A natural immune-reactive state to alpha B-crystallin is no problem in most people, since there is little alpha B-crystallin around for T cells or antibodies to react against. In people with MS, however, persistent disturbances keep troubling myelin-forming cells in the brain and spinal cord. These cells, called oligodendrocytes, defend themselves against such disturbances by producing unusually large quantities of alpha B-crystallin. While in small quantities, the protein has protective functions, very large quantities are dangerous since these will provoke the above-mentioned IFN-γ response by memory T cells, some of which are always on patrol in the CNS. When this happens, an MS lesion will develop.
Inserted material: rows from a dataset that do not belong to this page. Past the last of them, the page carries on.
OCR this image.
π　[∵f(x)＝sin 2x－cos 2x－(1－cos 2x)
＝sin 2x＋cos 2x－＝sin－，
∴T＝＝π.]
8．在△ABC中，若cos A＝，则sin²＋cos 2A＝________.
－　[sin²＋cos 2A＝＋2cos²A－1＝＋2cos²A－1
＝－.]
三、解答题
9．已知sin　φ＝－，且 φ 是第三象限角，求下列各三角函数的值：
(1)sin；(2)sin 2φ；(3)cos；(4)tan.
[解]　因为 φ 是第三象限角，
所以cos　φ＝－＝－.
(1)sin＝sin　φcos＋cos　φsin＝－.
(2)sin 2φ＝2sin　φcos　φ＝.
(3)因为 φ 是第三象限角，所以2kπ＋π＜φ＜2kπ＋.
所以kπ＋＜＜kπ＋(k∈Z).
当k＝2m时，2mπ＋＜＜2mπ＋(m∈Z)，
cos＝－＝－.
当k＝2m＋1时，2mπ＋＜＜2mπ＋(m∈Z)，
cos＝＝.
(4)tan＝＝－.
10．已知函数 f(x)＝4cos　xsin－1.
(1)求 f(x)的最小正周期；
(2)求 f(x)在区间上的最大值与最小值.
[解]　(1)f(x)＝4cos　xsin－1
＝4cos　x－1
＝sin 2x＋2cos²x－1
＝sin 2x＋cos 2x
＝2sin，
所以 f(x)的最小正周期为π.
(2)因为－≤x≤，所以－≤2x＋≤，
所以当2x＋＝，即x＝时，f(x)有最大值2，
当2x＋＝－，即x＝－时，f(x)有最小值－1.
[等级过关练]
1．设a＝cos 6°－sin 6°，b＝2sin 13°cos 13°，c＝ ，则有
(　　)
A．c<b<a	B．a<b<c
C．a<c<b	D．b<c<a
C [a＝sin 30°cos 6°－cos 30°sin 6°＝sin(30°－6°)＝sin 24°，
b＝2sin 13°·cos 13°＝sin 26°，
While their presence as such is therefore not abnormal, memory T cells against alpha B-crystallin still act as the major driver of MS lesions when provoked by the stressed oligodendrocytes of people with MS.

The critical role of T cells against alpha B-crystallin in the formation of MS lesions.

During MS, stressed myelin-forming oligodendrocytes repeatedly start to produce unusually large quantities of alpha B-crystallin to protect themselves. Part of such protection is offered by local microglia and macrophages that recognize alpha B-crystallin released by oligodendrocytes via Toll-like receptor 2 (TLR2), and produce neuroprotective factors in response to it. The large quantities of alpha B-crystallin, however, also end up being presented to memory T cells that are continuously on patrol in the spaces around blood vessels in CNS. In humans, but not in other mammals, some of those T cells regard alpha B-crystallin as ‘foreign’, and produce interferon-gamma (IFN-γ) in response to it. The appearance of IFN-γ changes the originally protective response of macrophages and microglia to alpha B-crystallin. IFN-γ delivers a second signal to macrophages and microglia via the IFN-γ receptor (IFNGR), and the combined signals of TLR2 and IFNGR now induce a highly destructive response. This will cause an MS lesion to form.